Although we found a significant link between the expression level of TERC and enzymatic activity of telomerase (Fig. 6), others have noted that TERC expression can be detected in the absence of telomerase activity and that up-regulation of TERC is an early event in carcinogenesis, whereas telomerase activity is detected only in later stages (32, 33, 34). Telomerase activity is regulated by multiple factors. It is known that expression levels of TERT mRNA are correlated with telomerase activity in human cancer (35). Therefore, we determined expression levels of TERT as well as TERC in primary NSCLC tumors. There was no significant association between expression levels of TERT and TERC (data not shown); suggesting that up-regulation of TERC might contribute to the activation of telomerase independent of TERT. Our panel of NSCLC cell lines frequently showed losses of DNA in the region harboring PINX1 (8p23; Table 2; Fig. 1); PINX1 encodes a PIN2/TRF1 binding protein that inhibits telomerase activity (36). These genomic changes, together with amplification of TERC at 3q26, might collaborate to activate telomerase in NSCLCs.

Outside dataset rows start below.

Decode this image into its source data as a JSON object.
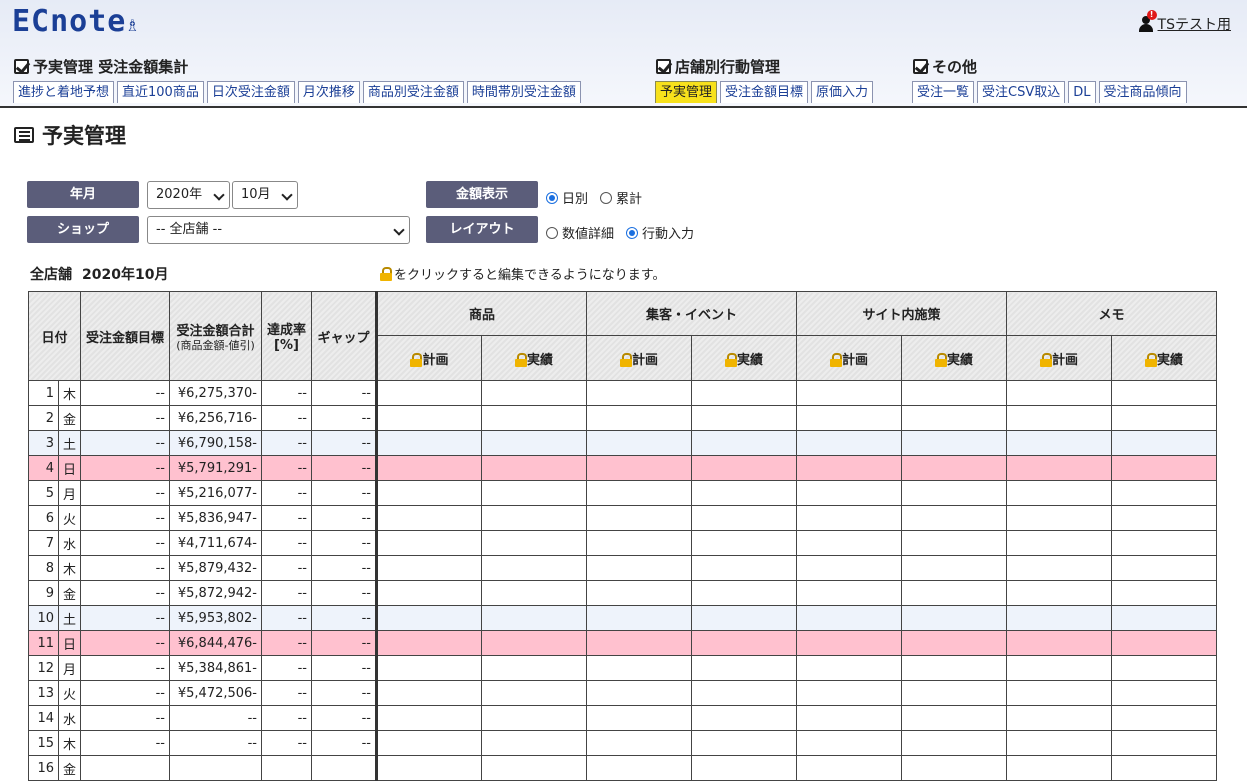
{
  "logo": "ECnote",
  "user": {
    "name": "TSテスト用",
    "badge": "!"
  },
  "nav": {
    "groups": [
      {
        "title": "予実管理 受注金額集計"
      },
      {
        "title": "店舗別行動管理"
      },
      {
        "title": "その他"
      }
    ],
    "tabs": [
      "進捗と着地予想",
      "直近100商品",
      "日次受注金額",
      "月次推移",
      "商品別受注金額",
      "時間帯別受注金額",
      "予実管理",
      "受注金額目標",
      "原価入力",
      "受注一覧",
      "受注CSV取込",
      "DL",
      "受注商品傾向"
    ]
  },
  "page_title": "予実管理",
  "controls": {
    "year_month_label": "年月",
    "year_value": "2020年",
    "month_value": "10月",
    "shop_label": "ショップ",
    "shop_value": "-- 全店舗 --",
    "amount_label": "金額表示",
    "amount_options": [
      "日別",
      "累計"
    ],
    "layout_label": "レイアウト",
    "layout_options": [
      "数値詳細",
      "行動入力"
    ]
  },
  "summary": {
    "shop": "全店舗",
    "period": "2020年10月"
  },
  "note": "をクリックすると編集できるようになります。",
  "table": {
    "headers": {
      "date": "日付",
      "target": "受注金額目標",
      "total": "受注金額合計",
      "total_sub": "(商品金額-値引)",
      "rate": "達成率[%]",
      "gap": "ギャップ",
      "groups": [
        "商品",
        "集客・イベント",
        "サイト内施策",
        "メモ"
      ],
      "plan": "計画",
      "actual": "実績"
    },
    "rows": [
      {
        "day": "1",
        "wd": "木",
        "target": "--",
        "total": "¥6,275,370-",
        "rate": "--",
        "gap": "--",
        "type": ""
      },
      {
        "day": "2",
        "wd": "金",
        "target": "--",
        "total": "¥6,256,716-",
        "rate": "--",
        "gap": "--",
        "type": ""
      },
      {
        "day": "3",
        "wd": "土",
        "target": "--",
        "total": "¥6,790,158-",
        "rate": "--",
        "gap": "--",
        "type": "sat"
      },
      {
        "day": "4",
        "wd": "日",
        "target": "--",
        "total": "¥5,791,291-",
        "rate": "--",
        "gap": "--",
        "type": "sun"
      },
      {
        "day": "5",
        "wd": "月",
        "target": "--",
        "total": "¥5,216,077-",
        "rate": "--",
        "gap": "--",
        "type": ""
      },
      {
        "day": "6",
        "wd": "火",
        "target": "--",
        "total": "¥5,836,947-",
        "rate": "--",
        "gap": "--",
        "type": ""
      },
      {
        "day": "7",
        "wd": "水",
        "target": "--",
        "total": "¥4,711,674-",
        "rate": "--",
        "gap": "--",
        "type": ""
      },
      {
        "day": "8",
        "wd": "木",
        "target": "--",
        "total": "¥5,879,432-",
        "rate": "--",
        "gap": "--",
        "type": ""
      },
      {
        "day": "9",
        "wd": "金",
        "target": "--",
        "total": "¥5,872,942-",
        "rate": "--",
        "gap": "--",
        "type": ""
      },
      {
        "day": "10",
        "wd": "土",
        "target": "--",
        "total": "¥5,953,802-",
        "rate": "--",
        "gap": "--",
        "type": "sat"
      },
      {
        "day": "11",
        "wd": "日",
        "target": "--",
        "total": "¥6,844,476-",
        "rate": "--",
        "gap": "--",
        "type": "sun"
      },
      {
        "day": "12",
        "wd": "月",
        "target": "--",
        "total": "¥5,384,861-",
        "rate": "--",
        "gap": "--",
        "type": ""
      },
      {
        "day": "13",
        "wd": "火",
        "target": "--",
        "total": "¥5,472,506-",
        "rate": "--",
        "gap": "--",
        "type": ""
      },
      {
        "day": "14",
        "wd": "水",
        "target": "--",
        "total": "--",
        "rate": "--",
        "gap": "--",
        "type": ""
      },
      {
        "day": "15",
        "wd": "木",
        "target": "--",
        "total": "--",
        "rate": "--",
        "gap": "--",
        "type": ""
      },
      {
        "day": "16",
        "wd": "金",
        "target": "",
        "total": "",
        "rate": "",
        "gap": "",
        "type": ""
      }
    ]
  }
}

Earlier studies of NSCLC indicated that gains in DNA copy number at 3q26 occurred more frequently in squamous cell carcinomas than in adenocarcinomas (11, 12, 20, 37). Soder et al. (32) reported that expression of TERC in NSCLC, as determined by in situ hybridization, was almost confined to squamous cell carcinoma and rare in adenocarcinoma. In our CGH studies, however, gain at 3q26 was found in 6 of the 10 cell lines derived from squamous cell carcinoma and in 6 of the 9 adenocarcinoma lines (Table 1; Fig. 1). TERC was frequently overexpressed as well as amplified in our cell lines derived from either type of tumor (Fig. 3); moreover, we observed up-regulation of TERC expression in all of the 12 primary squamous cell carcinoma tumors that we examined, and in 12 of the 13 primary adenocarcinomas (Fig. 5). Our results suggested that TERC was a common target of 3q26 amplification in these NSCLCs.

Because the 3q26 amplicon in NSCLCs is estimated to be more than 30 Mb long (20), TERC is unlikely to be the only target gene. Other candidates include BCHE (38), SLC2A2 (38), EIF5A2 (39), and SST (20), as well as unidentified transcripts. Activated EVI1, SNO, and/or PIK3CA may also collaborate for progression of NSCLC.

Functional studies are needed to clarify the effect of TERC on the initiation and progression of NSCLC, because TERC may become a valuable diagnostic biomarker and a novel therapeutic target for this type of lung cancer.